Dijitalleşmenin Olumsuz Etkileri
Dijitalleşme kavramının distopik yönleri.
İnsanların ve şirketlerin geleneksel eylemlerini dijital teknolojiler aracılığıyla dijital bir hale getirmeye yarayan dijitalleşme kavramı insan hayatını kolaylaştırdığı gibi aynı zamanda da zorlaştırmaktadır. Bu zorlaştırıcı etkenlerin en başında ise insanları doğal davranışlarından uzaklaştırabilmesi gelmektedir. Gerçek hayattaki yüz yüze iletişimi sekteye uğratabilmektedir. Dijitalleşme yüzünden insanlar aynı fiziki ortamda olabildiğince az bulunmakta ve bu yüzden de yüz yüze iletişimde olan duygusal bağlar azalabilmektedir.

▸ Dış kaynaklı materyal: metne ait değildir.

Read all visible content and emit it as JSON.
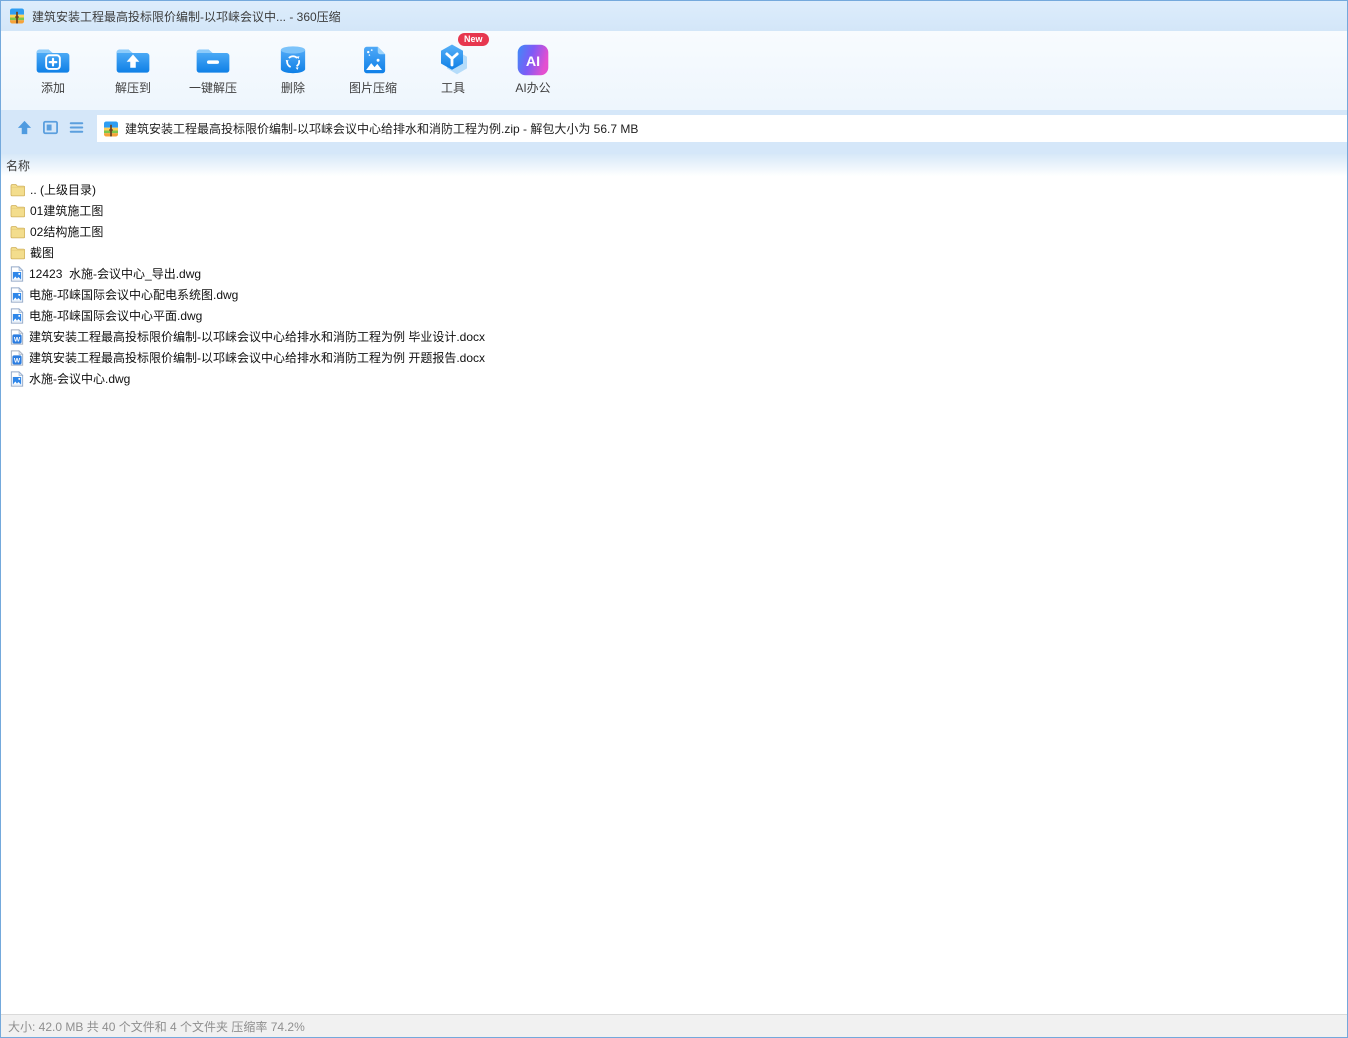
{
  "window": {
    "title": "建筑安装工程最高投标限价编制-以邛崃会议中... - 360压缩"
  },
  "toolbar": {
    "items": [
      {
        "name": "add-button",
        "icon": "add-folder-icon",
        "label": "添加"
      },
      {
        "name": "extract-to-button",
        "icon": "extract-to-icon",
        "label": "解压到"
      },
      {
        "name": "one-click-extract-button",
        "icon": "one-click-extract-icon",
        "label": "一键解压"
      },
      {
        "name": "delete-button",
        "icon": "delete-icon",
        "label": "删除"
      },
      {
        "name": "image-compress-button",
        "icon": "image-compress-icon",
        "label": "图片压缩"
      },
      {
        "name": "tools-button",
        "icon": "tools-icon",
        "label": "工具",
        "badge": "New"
      },
      {
        "name": "ai-office-button",
        "icon": "ai-office-icon",
        "label": "AI办公"
      }
    ]
  },
  "navbar": {
    "buttons": [
      {
        "name": "up-button",
        "icon": "up-icon"
      },
      {
        "name": "view-mode-button",
        "icon": "view-mode-icon"
      },
      {
        "name": "list-view-button",
        "icon": "list-view-icon"
      }
    ],
    "address": "建筑安装工程最高投标限价编制-以邛崃会议中心给排水和消防工程为例.zip - 解包大小为 56.7 MB"
  },
  "list": {
    "column_header": "名称",
    "items": [
      {
        "name": ".. (上级目录)",
        "type": "folder",
        "icon": "folder-icon"
      },
      {
        "name": "01建筑施工图",
        "type": "folder",
        "icon": "folder-icon"
      },
      {
        "name": "02结构施工图",
        "type": "folder",
        "icon": "folder-icon"
      },
      {
        "name": "截图",
        "type": "folder",
        "icon": "folder-icon"
      },
      {
        "name": "12423  水施-会议中心_导出.dwg",
        "type": "dwg",
        "icon": "dwg-file-icon"
      },
      {
        "name": "电施-邛崃国际会议中心配电系统图.dwg",
        "type": "dwg",
        "icon": "dwg-file-icon"
      },
      {
        "name": "电施-邛崃国际会议中心平面.dwg",
        "type": "dwg",
        "icon": "dwg-file-icon"
      },
      {
        "name": "建筑安装工程最高投标限价编制-以邛崃会议中心给排水和消防工程为例 毕业设计.docx",
        "type": "docx",
        "icon": "docx-file-icon"
      },
      {
        "name": "建筑安装工程最高投标限价编制-以邛崃会议中心给排水和消防工程为例 开题报告.docx",
        "type": "docx",
        "icon": "docx-file-icon"
      },
      {
        "name": "水施-会议中心.dwg",
        "type": "dwg",
        "icon": "dwg-file-icon"
      }
    ]
  },
  "statusbar": {
    "text": "大小: 42.0 MB 共 40 个文件和 4 个文件夹 压缩率 74.2%"
  },
  "colors": {
    "accent_blue": "#1286ea",
    "titlebar_bg": "#d7e8fa",
    "badge_red": "#e7374f",
    "folder_yellow": "#f3dd8d",
    "status_gray": "#8f8f8f"
  }
}
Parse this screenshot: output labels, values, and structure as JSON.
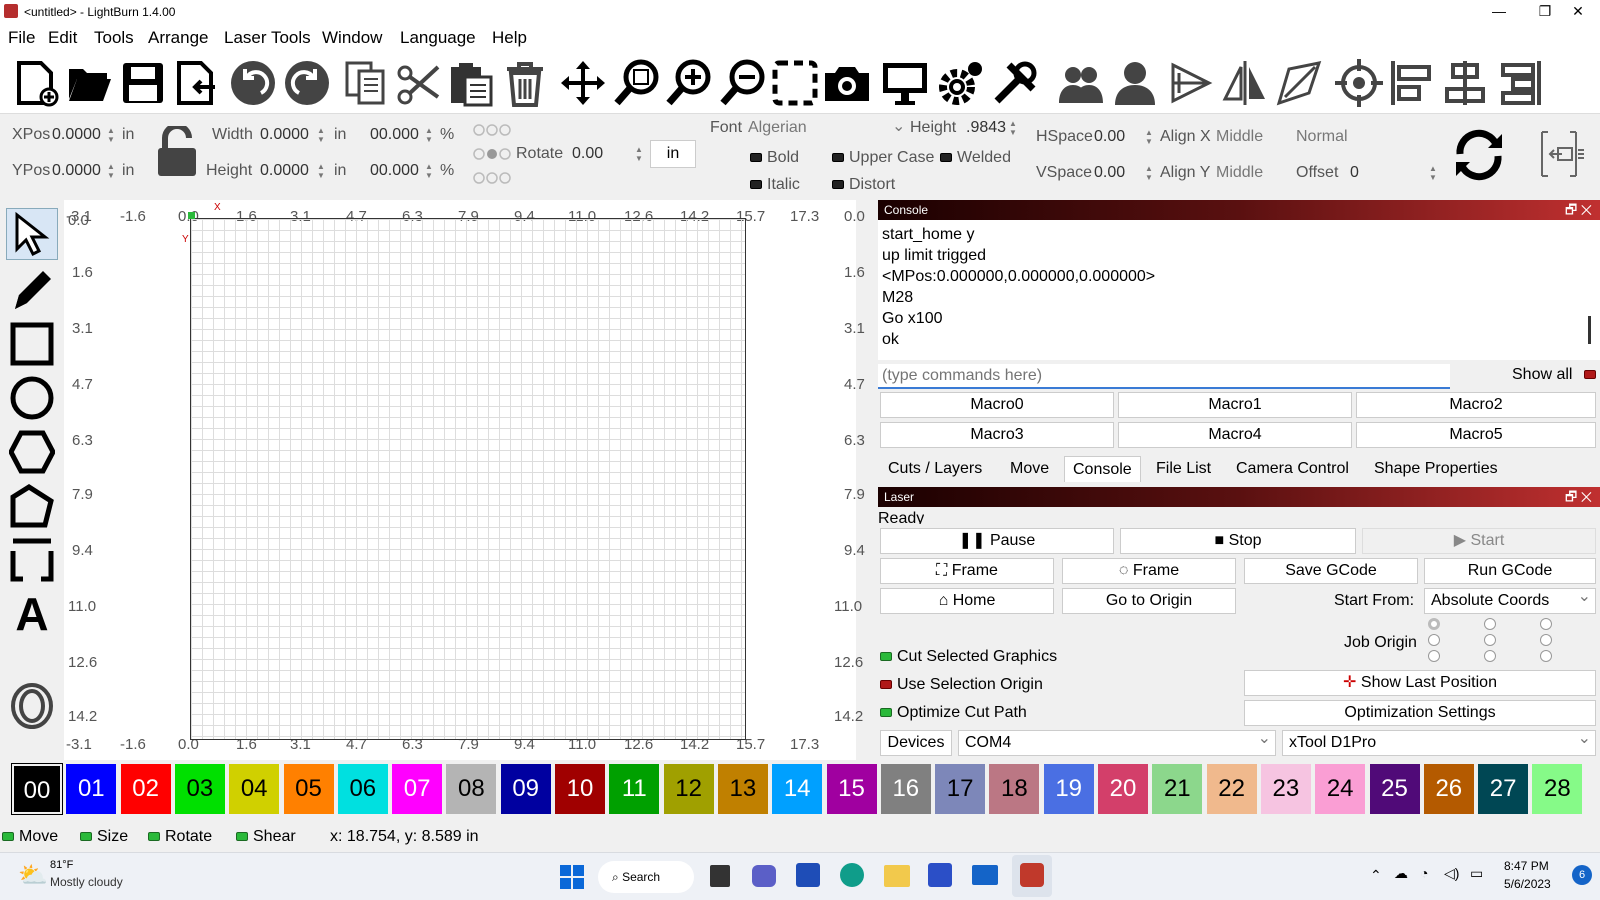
{
  "window": {
    "title": "<untitled> - LightBurn 1.4.00",
    "minimize": "—",
    "maximize": "❐",
    "close": "✕"
  },
  "menu": [
    "File",
    "Edit",
    "Tools",
    "Arrange",
    "Laser Tools",
    "Window",
    "Language",
    "Help"
  ],
  "toolbar": [
    "new-file-icon",
    "open-folder-icon",
    "save-icon",
    "import-icon",
    "undo-icon",
    "redo-icon",
    "copy-icon",
    "cut-icon",
    "paste-icon",
    "delete-icon",
    "move-icon",
    "zoom-selection-icon",
    "zoom-in-icon",
    "zoom-out-icon",
    "frame-selection-icon",
    "camera-icon",
    "monitor-icon",
    "settings-icon",
    "tools-icon",
    "group-icon",
    "user-icon",
    "trace-icon",
    "mirror-icon",
    "edit-nodes-icon",
    "target-icon",
    "align-left-icon",
    "align-center-icon",
    "distribute-icon"
  ],
  "props": {
    "xpos_label": "XPos",
    "xpos": "0.0000",
    "ypos_label": "YPos",
    "ypos": "0.0000",
    "unit": "in",
    "width_label": "Width",
    "width": "0.0000",
    "height_label": "Height",
    "height": "0.0000",
    "scale_w": "00.000",
    "scale_h": "00.000",
    "pct": "%",
    "rotate_label": "Rotate",
    "rotate": "0.00",
    "unit_button": "in",
    "font_label": "Font",
    "font": "Algerian",
    "fheight_label": "Height",
    "fheight": ".9843",
    "hspace_label": "HSpace",
    "hspace": "0.00",
    "vspace_label": "VSpace",
    "vspace": "0.00",
    "alignx_label": "Align X",
    "alignx": "Middle",
    "aligny_label": "Align Y",
    "aligny": "Middle",
    "style": "Normal",
    "offset_label": "Offset",
    "offset": "0",
    "bold": "Bold",
    "italic": "Italic",
    "upper": "Upper Case",
    "welded": "Welded",
    "distort": "Distort"
  },
  "ruler": {
    "top": [
      "-3.1",
      "-1.6",
      "0.0",
      "1.6",
      "3.1",
      "4.7",
      "6.3",
      "7.9",
      "9.4",
      "11.0",
      "12.6",
      "14.2",
      "15.7",
      "17.3"
    ],
    "left": [
      "0.0",
      "1.6",
      "3.1",
      "4.7",
      "6.3",
      "7.9",
      "9.4",
      "11.0",
      "12.6",
      "14.2"
    ],
    "right": [
      "0.0",
      "1.6",
      "3.1",
      "4.7",
      "6.3",
      "7.9",
      "9.4",
      "11.0",
      "12.6",
      "14.2"
    ],
    "x": "X",
    "y": "Y"
  },
  "console": {
    "title": "Console",
    "lines": [
      "start_home y",
      "up limit trigged",
      "<MPos:0.000000,0.000000,0.000000>",
      "M28",
      "Go x100",
      "ok"
    ],
    "placeholder": "(type commands here)",
    "show_all": "Show all",
    "macros": [
      "Macro0",
      "Macro1",
      "Macro2",
      "Macro3",
      "Macro4",
      "Macro5"
    ]
  },
  "tabs": [
    "Cuts / Layers",
    "Move",
    "Console",
    "File List",
    "Camera Control",
    "Shape Properties"
  ],
  "laser": {
    "title": "Laser",
    "status": "Ready",
    "pause": "Pause",
    "stop": "Stop",
    "start": "Start",
    "frame1": "Frame",
    "frame2": "Frame",
    "save_gcode": "Save GCode",
    "run_gcode": "Run GCode",
    "home": "Home",
    "go_origin": "Go to Origin",
    "start_from_label": "Start From:",
    "start_from": "Absolute Coords",
    "job_origin": "Job Origin",
    "cut_selected": "Cut Selected Graphics",
    "use_sel_origin": "Use Selection Origin",
    "optimize": "Optimize Cut Path",
    "show_last": "Show Last Position",
    "opt_settings": "Optimization Settings",
    "devices": "Devices",
    "port": "COM4",
    "device": "xTool D1Pro"
  },
  "palette": [
    {
      "n": "00",
      "c": "#000000",
      "t": "#ffffff"
    },
    {
      "n": "01",
      "c": "#0000ff",
      "t": "#ffffff"
    },
    {
      "n": "02",
      "c": "#ff0000",
      "t": "#ffffff"
    },
    {
      "n": "03",
      "c": "#00e000",
      "t": "#000000"
    },
    {
      "n": "04",
      "c": "#d0d000",
      "t": "#000000"
    },
    {
      "n": "05",
      "c": "#ff8000",
      "t": "#000000"
    },
    {
      "n": "06",
      "c": "#00e0e0",
      "t": "#000000"
    },
    {
      "n": "07",
      "c": "#ff00ff",
      "t": "#ffffff"
    },
    {
      "n": "08",
      "c": "#b4b4b4",
      "t": "#000000"
    },
    {
      "n": "09",
      "c": "#0000a0",
      "t": "#ffffff"
    },
    {
      "n": "10",
      "c": "#a00000",
      "t": "#ffffff"
    },
    {
      "n": "11",
      "c": "#00a000",
      "t": "#ffffff"
    },
    {
      "n": "12",
      "c": "#a0a000",
      "t": "#000000"
    },
    {
      "n": "13",
      "c": "#c08000",
      "t": "#000000"
    },
    {
      "n": "14",
      "c": "#00a0ff",
      "t": "#ffffff"
    },
    {
      "n": "15",
      "c": "#a000a0",
      "t": "#ffffff"
    },
    {
      "n": "16",
      "c": "#808080",
      "t": "#ffffff"
    },
    {
      "n": "17",
      "c": "#7d87b9",
      "t": "#000000"
    },
    {
      "n": "18",
      "c": "#bb7784",
      "t": "#000000"
    },
    {
      "n": "19",
      "c": "#4a6fe3",
      "t": "#ffffff"
    },
    {
      "n": "20",
      "c": "#d33f6a",
      "t": "#ffffff"
    },
    {
      "n": "21",
      "c": "#8cd78c",
      "t": "#000000"
    },
    {
      "n": "22",
      "c": "#f0b98d",
      "t": "#000000"
    },
    {
      "n": "23",
      "c": "#f6c4e1",
      "t": "#000000"
    },
    {
      "n": "24",
      "c": "#fa9ed4",
      "t": "#000000"
    },
    {
      "n": "25",
      "c": "#500a78",
      "t": "#ffffff"
    },
    {
      "n": "26",
      "c": "#b45a00",
      "t": "#ffffff"
    },
    {
      "n": "27",
      "c": "#004754",
      "t": "#ffffff"
    },
    {
      "n": "28",
      "c": "#86fa88",
      "t": "#000000"
    }
  ],
  "status": {
    "move": "Move",
    "size": "Size",
    "rotate": "Rotate",
    "shear": "Shear",
    "coords": "x: 18.754, y: 8.589 in"
  },
  "taskbar": {
    "temp": "81°F",
    "weather": "Mostly cloudy",
    "search": "Search",
    "time": "8:47 PM",
    "date": "5/6/2023",
    "badge": "6"
  }
}
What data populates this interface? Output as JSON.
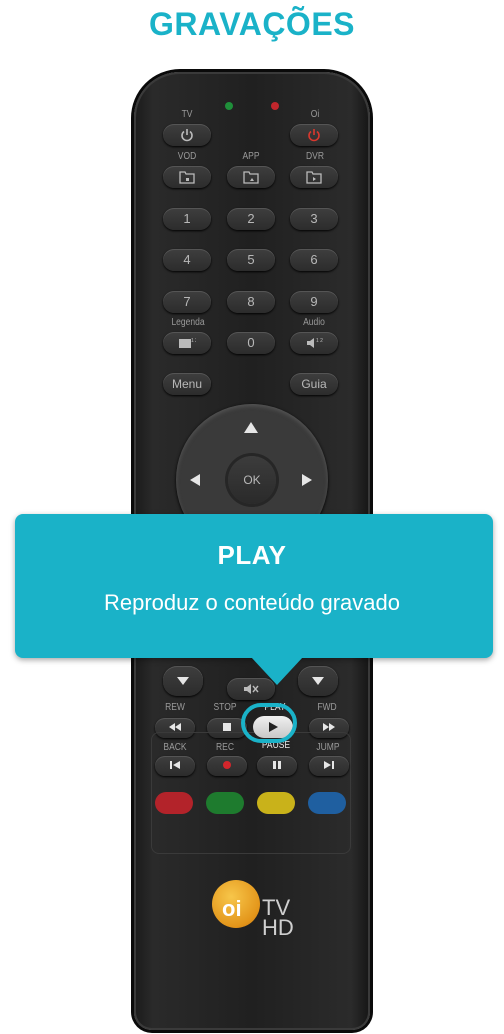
{
  "title": "GRAVAÇÕES",
  "remote": {
    "labels": {
      "tv": "TV",
      "oi": "Oi",
      "vod": "VOD",
      "app": "APP",
      "dvr": "DVR",
      "legenda": "Legenda",
      "audio": "Audio",
      "rew": "REW",
      "stop": "STOP",
      "play": "PLAY",
      "fwd": "FWD",
      "back": "BACK",
      "rec": "REC",
      "pause": "PAUSE",
      "jump": "JUMP"
    },
    "digits": [
      "1",
      "2",
      "3",
      "4",
      "5",
      "6",
      "7",
      "8",
      "9"
    ],
    "zero": "0",
    "menu": "Menu",
    "guia": "Guia",
    "ok": "OK",
    "logo_brand": "oi",
    "logo_tv": "TV",
    "logo_hd": "HD"
  },
  "tooltip": {
    "title": "PLAY",
    "text": "Reproduz o conteúdo gravado"
  },
  "colors": {
    "accent": "#1ab2c8",
    "red": "#b3232a",
    "green": "#1e7b2e",
    "yellow": "#c9b21a",
    "blue": "#1f5fa0"
  }
}
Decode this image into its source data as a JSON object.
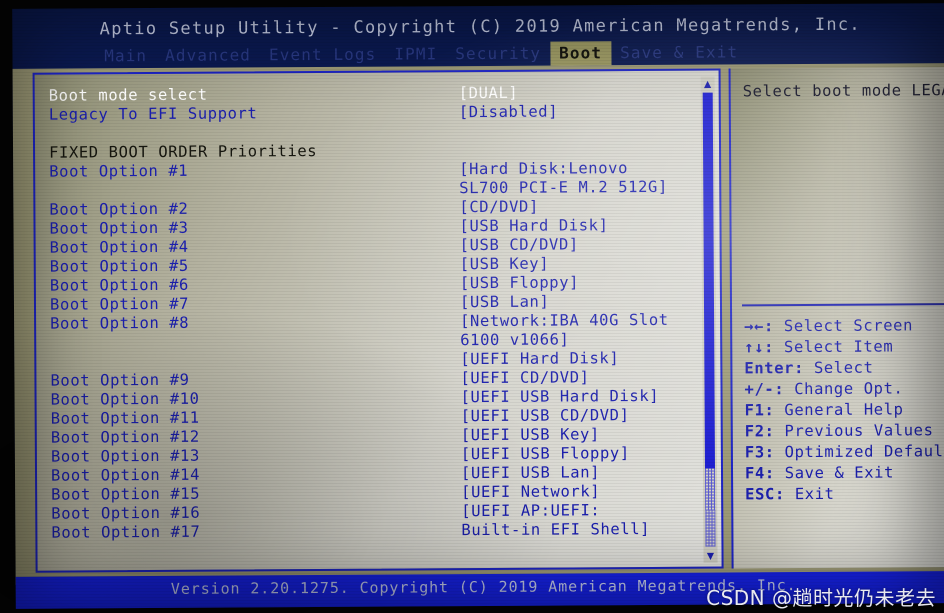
{
  "title": "Aptio Setup Utility - Copyright (C) 2019 American Megatrends, Inc.",
  "menu": {
    "tabs": [
      {
        "label": "Main",
        "selected": false
      },
      {
        "label": "Advanced",
        "selected": false
      },
      {
        "label": "Event Logs",
        "selected": false
      },
      {
        "label": "IPMI",
        "selected": false
      },
      {
        "label": "Security",
        "selected": false
      },
      {
        "label": "Boot",
        "selected": true
      },
      {
        "label": "Save & Exit",
        "selected": false
      }
    ]
  },
  "settings": {
    "labels": [
      {
        "text": "Boot mode select",
        "style": "white"
      },
      {
        "text": "Legacy To EFI Support",
        "style": "blue"
      },
      {
        "text": "",
        "style": "blank"
      },
      {
        "text": "FIXED BOOT ORDER Priorities",
        "style": "black"
      },
      {
        "text": "Boot Option #1",
        "style": "blue"
      },
      {
        "text": "",
        "style": "blank"
      },
      {
        "text": "Boot Option #2",
        "style": "blue"
      },
      {
        "text": "Boot Option #3",
        "style": "blue"
      },
      {
        "text": "Boot Option #4",
        "style": "blue"
      },
      {
        "text": "Boot Option #5",
        "style": "blue"
      },
      {
        "text": "Boot Option #6",
        "style": "blue"
      },
      {
        "text": "Boot Option #7",
        "style": "blue"
      },
      {
        "text": "Boot Option #8",
        "style": "blue"
      },
      {
        "text": "",
        "style": "blank"
      },
      {
        "text": "",
        "style": "blank"
      },
      {
        "text": "Boot Option #9",
        "style": "blue"
      },
      {
        "text": "Boot Option #10",
        "style": "blue"
      },
      {
        "text": "Boot Option #11",
        "style": "blue"
      },
      {
        "text": "Boot Option #12",
        "style": "blue"
      },
      {
        "text": "Boot Option #13",
        "style": "blue"
      },
      {
        "text": "Boot Option #14",
        "style": "blue"
      },
      {
        "text": "Boot Option #15",
        "style": "blue"
      },
      {
        "text": "Boot Option #16",
        "style": "blue"
      },
      {
        "text": "Boot Option #17",
        "style": "blue"
      }
    ],
    "values": [
      {
        "text": "[DUAL]",
        "style": "white"
      },
      {
        "text": "[Disabled]",
        "style": "blue"
      },
      {
        "text": "",
        "style": "blank"
      },
      {
        "text": "",
        "style": "blank"
      },
      {
        "text": "[Hard Disk:Lenovo",
        "style": "blue"
      },
      {
        "text": "SL700 PCI-E M.2 512G]",
        "style": "blue"
      },
      {
        "text": "[CD/DVD]",
        "style": "blue"
      },
      {
        "text": "[USB Hard Disk]",
        "style": "blue"
      },
      {
        "text": "[USB CD/DVD]",
        "style": "blue"
      },
      {
        "text": "[USB Key]",
        "style": "blue"
      },
      {
        "text": "[USB Floppy]",
        "style": "blue"
      },
      {
        "text": "[USB Lan]",
        "style": "blue"
      },
      {
        "text": "[Network:IBA 40G Slot",
        "style": "blue"
      },
      {
        "text": "6100 v1066]",
        "style": "blue"
      },
      {
        "text": "[UEFI Hard Disk]",
        "style": "blue"
      },
      {
        "text": "[UEFI CD/DVD]",
        "style": "blue"
      },
      {
        "text": "[UEFI USB Hard Disk]",
        "style": "blue"
      },
      {
        "text": "[UEFI USB CD/DVD]",
        "style": "blue"
      },
      {
        "text": "[UEFI USB Key]",
        "style": "blue"
      },
      {
        "text": "[UEFI USB Floppy]",
        "style": "blue"
      },
      {
        "text": "[UEFI USB Lan]",
        "style": "blue"
      },
      {
        "text": "[UEFI Network]",
        "style": "blue"
      },
      {
        "text": "[UEFI AP:UEFI:",
        "style": "blue"
      },
      {
        "text": "Built-in EFI Shell]",
        "style": "blue"
      }
    ]
  },
  "scrollbar": {
    "up_arrow": "▲",
    "down_arrow": "▼"
  },
  "help": {
    "text": "Select boot mode LEGA",
    "shortcuts": [
      {
        "key": "→←:",
        "action": "Select Screen"
      },
      {
        "key": "↑↓:",
        "action": "Select Item"
      },
      {
        "key": "Enter:",
        "action": "Select"
      },
      {
        "key": "+/-:",
        "action": "Change Opt."
      },
      {
        "key": "F1:",
        "action": "General Help"
      },
      {
        "key": "F2:",
        "action": "Previous Values"
      },
      {
        "key": "F3:",
        "action": "Optimized Defaults"
      },
      {
        "key": "F4:",
        "action": "Save & Exit"
      },
      {
        "key": "ESC:",
        "action": "Exit"
      }
    ]
  },
  "footer": {
    "text": "Version 2.20.1275. Copyright (C) 2019 American Megatrends, Inc."
  },
  "watermark": {
    "text": "CSDN @趟时光仍未老去"
  },
  "colors": {
    "title_bar_bg": "#0b1a52",
    "panel_bg": "#b4b2a0",
    "accent_blue": "#1b1fae",
    "selected_tab_bg": "#9d9a62",
    "footer_bg": "#1622e8"
  }
}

Dijitalleşmenin insanlar üzerinde korkuya sebep olduğu Win International'ın aralarında Türkiye'nin de bulunduğu 39 ülkede uygulanan dijital endişe boyutu araştırmasıyla kanıtlanmıştır. Araştırmaya katılanlara “Kişisel bilgilerini bir veri toplayıcısıyla paylaştıktan sonra ne olacağının farkında mısın?'' sorusu yöneltilmiştir. Avrupa, Amerika, Asya ve Afrika kıtalarındaki ülkelerde bu soruya karşı farkındalık oranları çeşitlilik göstermiştir. En az farkındalık Afrika'da görülürken en çok farkındalığın olduğu ülke Asya kıtasında bulunan Endonezya olmuştur. Türkiye ise geçen senelere oranla bu konuyla alakalı farkındalık seviyelerinde azalmalar yaşamıştır. Türkiye'de ''Kişisel bilgilerimi dijital olarak paylaşma konusunda endişeliyim.'' diyenlerin oranı %58 iken endişe duymayanların oranı %26 olarak belirlenmiştir. Aynı zamanda Mena bölgesinin bu konudaki farkındalık seviyesiyle Apac ülkelerinin farkındalık seviyesi değişiklik göstermiştir.
Günümüzde dijital kavramların insanların günlük yaşamlarına girdiği yadsınamaz bir gerçektir. Bu gerçeklikle yüzleşen insanoğlu dijital dünyanın çok güvenilir olmadığını idrak etmiştir. Sadece bir ülkede değil, birçok ülkede küresel anlamda dijitalleşme kavramı huzursuzluk getirmektedir. Gizlilik ve veri güvenliği insanları şüpheye düşürmektedir. Bu konuyla ilgili yapılan dijital endişe boyutu araştırması ve anket sonuçları da insanların tedirginliğini ortaya koymaktadır.